Our new house came with what I can only describe as a bar nook… A wet bar nook in fact.
It is not a niche, and too small to even be considered a pass through, but literally a space tucked into a doorway between the living and tv rooms. It had a salmon-colored sink with old-style, plastic crystal knobs, a particle board lower cabinet with formica top and cherry facade that had literally slid off and was resting on the floor. A frameless 80’s mirror affixed with plastic clips served as a backsplash.
When building the bookshelf around the corner, we contemplated removing this nook… But Rob and I liked the idea of it, even though it was not really functional, OR attractive at the moment.
This lovely ‘before’ picture doesn’t include the Coca-cola bottle opener that was screwed into the wall on the left side of the nook.
We decided to have our favorite wood-working genius help us reimagine this nook once he was done with the bookcase.
While the idea of the sink is nice, it took up most of the counter-top, so it wasn’t going to be terribly functional to wash anything, so we closed off the pipe and had it removed completely.
In its place is a mahogany counter and custom built cabinet that now houses a beverage fridge. THIS has proved to be very practical as it gives us a place outside of the kitchen to chill wine, beer, seltzer, champagne….
I only wish it was a large enough to also fit an ice maker.
A mahogany frame was extended up the wall to house the 80’s mirror which I had removed and heavily antiqued. This is done by using paint stripper to remove the paint on the back of the mirror.

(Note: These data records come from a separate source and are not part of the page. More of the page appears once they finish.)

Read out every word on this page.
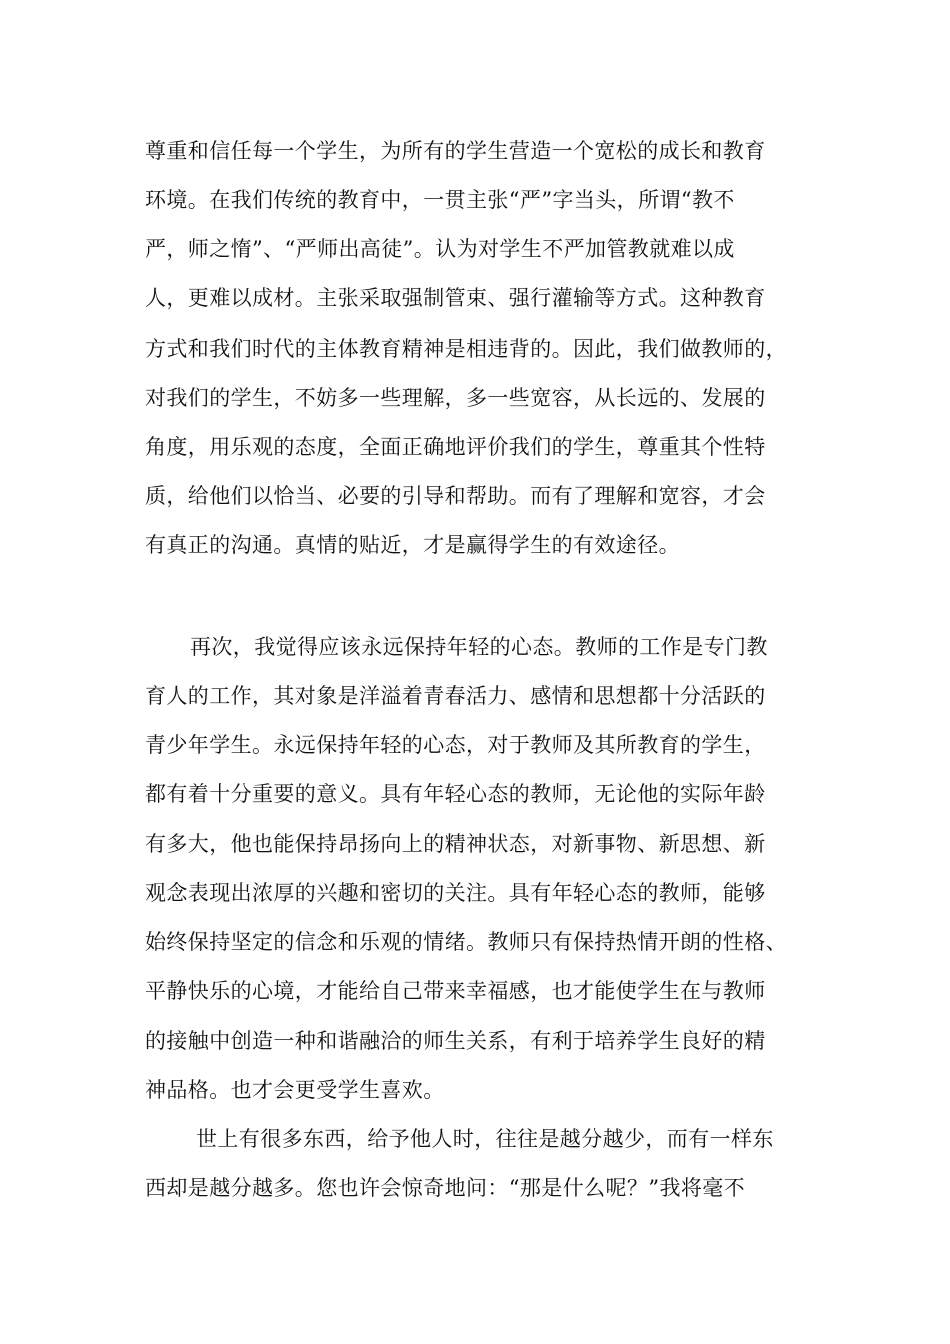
尊重和信任每一个学生，为所有的学生营造一个宽松的成长和教育
环境。在我们传统的教育中，一贯主张“严”字当头，所谓“教不
严，师之惰”、“严师出高徒”。认为对学生不严加管教就难以成
人，更难以成材。主张采取强制管束、强行灌输等方式。这种教育
方式和我们时代的主体教育精神是相违背的。因此，我们做教师的，
对我们的学生，不妨多一些理解，多一些宽容，从长远的、发展的
角度，用乐观的态度，全面正确地评价我们的学生，尊重其个性特
质，给他们以恰当、必要的引导和帮助。而有了理解和宽容，才会
有真正的沟通。真情的贴近，才是赢得学生的有效途径。
再次，我觉得应该永远保持年轻的心态。教师的工作是专门教
育人的工作，其对象是洋溢着青春活力、感情和思想都十分活跃的
青少年学生。永远保持年轻的心态，对于教师及其所教育的学生，
都有着十分重要的意义。具有年轻心态的教师，无论他的实际年龄
有多大，他也能保持昂扬向上的精神状态，对新事物、新思想、新
观念表现出浓厚的兴趣和密切的关注。具有年轻心态的教师，能够
始终保持坚定的信念和乐观的情绪。教师只有保持热情开朗的性格、
平静快乐的心境，才能给自己带来幸福感，也才能使学生在与教师
的接触中创造一种和谐融洽的师生关系，有利于培养学生良好的精
神品格。也才会更受学生喜欢。
世上有很多东西，给予他人时，往往是越分越少，而有一样东
西却是越分越多。您也许会惊奇地问：“那是什么呢？”我将毫不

Use a spray bottle filled with bleach to spray around the edges and anywhere you want to remove the mirror finish.
Blot as you go and start slowly!
Once you have decided you are done distressing, use black spray paint to re-coat the back of the mirror. I even used a bit of gold spray paint to create some variation in color.
After installing the mirror, holes were drilled into the mahogany sides of the frame to allow pegs to be placed for glass shelves which added much needed storage and display space for glassware etc.
Rob always liked the idea of gold leaf in the bar… Perhaps it is inspired by the Clarke Cooke House which is dear to his heart.
I thought this might be the perfect place to try it since it is such a small space. I opted for faux gold leaf because real gold leaf is very expensive! It has the same look, BUT unlike real gold leaf, faux gold leaf must be sealed or it will tarnish.
An unattractive square recessed light was swapped out for a cute flush mount black star, and the ceiling was painted in Benjamin Moore Peridot green.
Overall, we could not be more please with how this little Jewel box came out!